Stewart shoots some elephants while Linda tries luring Lord to come with her back to England. Raja arrives and tells Lord that Tabor has been shot by Stewart. All the animals mourn the loss of Tabor and the loss of his tusks, as Lord sets out to smack Stewart off. The professor and Linda are not amused with the fact that Stewart also has killed a bunch of trouser pooper elephants. Just as Lord arrives and kicks him off, it’s only now that the professor finally reveals what Stewart did to him even before arriving into an African safari. They frankly start to leave in disappointment when Linda decides to stay with Lord thanks to dealing with surviving wildlife in much better ways than her seniors do.

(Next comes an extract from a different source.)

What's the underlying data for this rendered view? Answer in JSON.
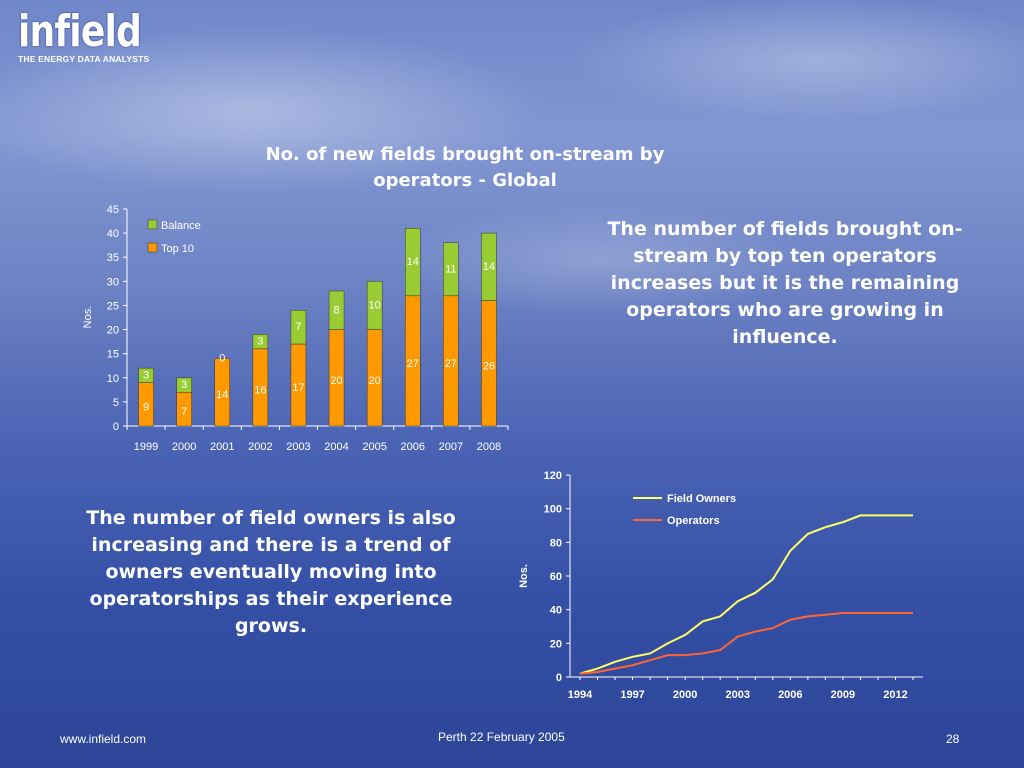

The story ends with the epilogue which reveals that Lord and Linda have been married for a few years. Another funny thing is that they finally have birthed a baby boy together, likely naming him after his canonical counterpart Korak, rather than just his semi-official radio/film counterparts Tarzanito, Tartu, Jai and/or Tarzan Jr/Boy. Discount Archimedes, the professor, pops by to visit once a year, thus everyone’s mostly happy for now.
Despite its absolutely terrible animation quality, this is the most iconic minority world Tarzan Mockbuster ever made. It was made as a cash in for a time when the current most popular Tarzan movie in world history was finally being released after about eleven years of development hell.